Le code civil est l'un des piliers de notre « contrat social » et il a donc vocation à poser les principes généraux qui régissent la vie en société. À cet égard, il n'est pas inutile de rappeler que l'article 371-1 du code civil est lu aux futurs époux par l'officier d'état civil lors de la cérémonie de mariage . Le principe posé par la proposition de loi bénéficiera donc d'une grande publicité et sera un outil de sensibilisation à l'exercice sans violence de l'autorité parentale.
D'autres principes énoncés dans le code civil ne sont assortis d'aucune sanction, par exemple à l'article 16-1 (« Chacun a droit au respect de son corps ») ou à l'article 16-4 (« Nul ne peut porter atteinte à l'intégrité de l'espèce humaine »). Ils orientent toutefois les juridictions dans leur travail d'interprétation de la loi et les conduisent à faire évoluer leur jurisprudence.
Ainsi, l'inscription au sein du code civil, dans les dispositions relatives à l'autorité parentale, de l'interdiction explicite de toute violence, ne permettrait plus à la jurisprudence de se retrancher derrière un attribut implicite de l'autorité parentale pour justifier l'invocation d'un « droit de correction ».
Depuis deux siècles, la chambre criminelle de la Cour de cassation reconnaît aux parents et aux éducateurs un tel « droit de correction ». Cette jurisprudence permet au juge pénal de renoncer à sanctionner les auteurs de violences dès lors que celles-ci :
- n'ont pas causé de dommages à l'enfant ,
- restent proportionnées au manquement commis,
- et ne présentent pas un caractère humiliant 3 ( * ) .
Ce « droit de correction » est contestable au regard du principe de légalité des délits et des peines, faute de tout fondement textuel 4 ( * ) . Le fondement de ce droit de correction n'est pas clairement explicité par la Cour de cassation et semble reposer sur la coutume ou sur l'autorisation de la loi, ce droit étant considéré comme un attribut inhérent à l'autorité parentale.
Implicitement, la jurisprudence relative au « droit de correction » semble signifier aux parents qu'il existerait une violence « nécessaire », voire « acceptable », pour l'éducation des enfants.
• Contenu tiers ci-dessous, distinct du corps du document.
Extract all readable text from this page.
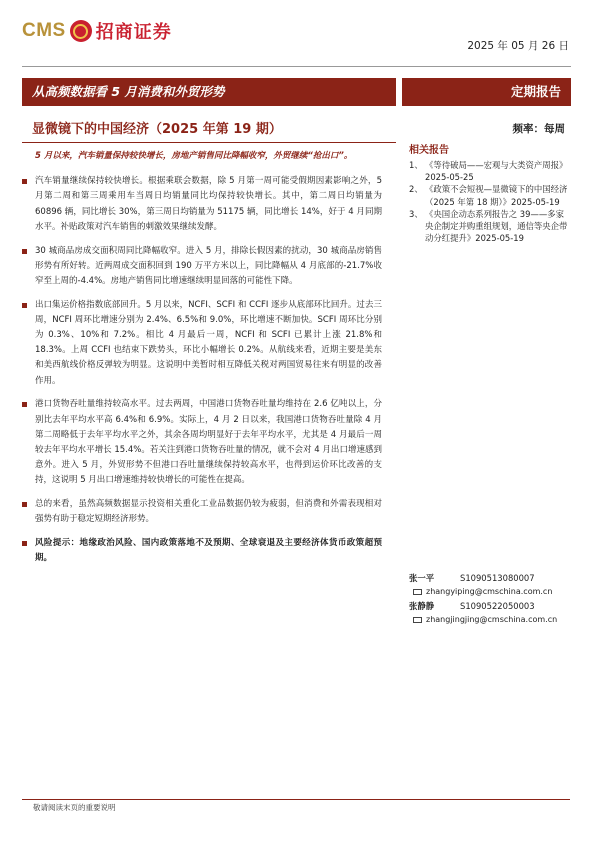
CMS 招商证券
2025 年 05 月 26 日
从高频数据看 5 月消费和外贸形势	定期报告
显微镜下的中国经济（2025 年第 19 期）	频率：每周
5 月以来，汽车销量保持较快增长，房地产销售同比降幅收窄，外贸继续“抢出口”。
汽车销量继续保持较快增长。根据乘联会数据，除 5 月第一周可能受假期因素影响之外，5 月第二周和第三周乘用车当周日均销量同比均保持较快增长。其中，第二周日均销量为 60896 辆，同比增长 30%，第三周日均销量为 51175 辆，同比增长 14%，好于 4 月同期水平。补贴政策对汽车销售的刺激效果继续发酵。
30 城商品房成交面积周同比降幅收窄。进入 5 月，排除长假因素的扰动，30 城商品房销售形势有所好转。近两周成交面积回到 190 万平方米以上，同比降幅从 4 月底部的-21.7%收窄至上周的-4.4%。房地产销售同比增速继续明显回落的可能性下降。
出口集运价格指数底部回升。5 月以来，NCFI、SCFI 和 CCFI 逐步从底部环比回升。过去三周，NCFI 周环比增速分别为 2.4%、6.5%和 9.0%，环比增速不断加快。SCFI 周环比分别为 0.3%、10%和 7.2%。相比 4 月最后一周，NCFI 和 SCFI 已累计上涨 21.8%和 18.3%。上周 CCFI 也结束下跌势头，环比小幅增长 0.2%。从航线来看，近期主要是美东和美西航线价格反弹较为明显。这说明中美暂时相互降低关税对两国贸易往来有明显的改善作用。
港口货物吞吐量维持较高水平。过去两周，中国港口货物吞吐量均维持在 2.6 亿吨以上，分别比去年平均水平高 6.4%和 6.9%。实际上，4 月 2 日以来，我国港口货物吞吐量除 4 月第二周略低于去年平均水平之外，其余各周均明显好于去年平均水平，尤其是 4 月最后一周较去年平均水平增长 15.4%。若关注到港口货物吞吐量的情况，就不会对 4 月出口增速感到意外。进入 5 月，外贸形势不但港口吞吐量继续保持较高水平，也得到运价环比改善的支持，这说明 5 月出口增速维持较快增长的可能性在提高。
总的来看，虽然高频数据显示投资相关重化工业品数据仍较为疲弱，但消费和外需表现相对强势有助于稳定短期经济形势。
风险提示：地缘政治风险、国内政策落地不及预期、全球衰退及主要经济体货币政策超预期。
相关报告
1、 《等待破局——宏观与大类资产周报》2025-05-25
2、 《政策不会短视—显微镜下的中国经济（2025 年第 18 期）》2025-05-19
3、 《央国企动态系列报告之 39——多家央企制定并购重组规划，通信等央企带动分红提升》2025-05-19
张一平	S1090513080007
zhangyiping@cmschina.com.cn
张静静	S1090522050003
zhangjingjing@cmschina.com.cn
敬请阅读末页的重要说明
Pour votre rapporteure, l'adoption de la proposition de loi, en prohibant clairement toute violence des parents sur leurs enfants, devrait conduire la Cour de cassation à renoncer à sa jurisprudence sur ce point.
* 1 Cf. son rapport n° 343 (2018-2019) déposé le 20 février 2019 au nom de la commission des lois.
* 2 Cette rédaction n'est pas celle de la proposition de loi initiale, qui disposait que « les enfants ont droit à une éducation sans violence » et que « les titulaires de l'autorité parentale ne peuvent user de moyens d'humiliation tels que la violence physique et verbale, les punitions ou châtiments corporels, les souffrances morales ». La commission des lois de l'Assemblée nationale a ensuite adopté une rédaction indiquant que « les titulaires de l'autorité parentale l'exercent sans violence » et qu'« ils ne doivent pas user à l'encontre de l'enfant de moyens tels que la violence physique, verbale ou psychologique, les châtiments corporels ou l'humiliation ».En séance publique, l'Assemblée nationale a finalement adopté, sur proposition de la rapporteure Maud Petit, la rédaction qui nous est aujourd'hui soumise.
* 3 Cass. Crim. 29 octobre 2014.
* 4 Le code pénal punit toutes les violences commises sur les personnes, même psychologiques, et retient comme une circonstance aggravante le fait que la victime soit âgée de moins de quinze ans.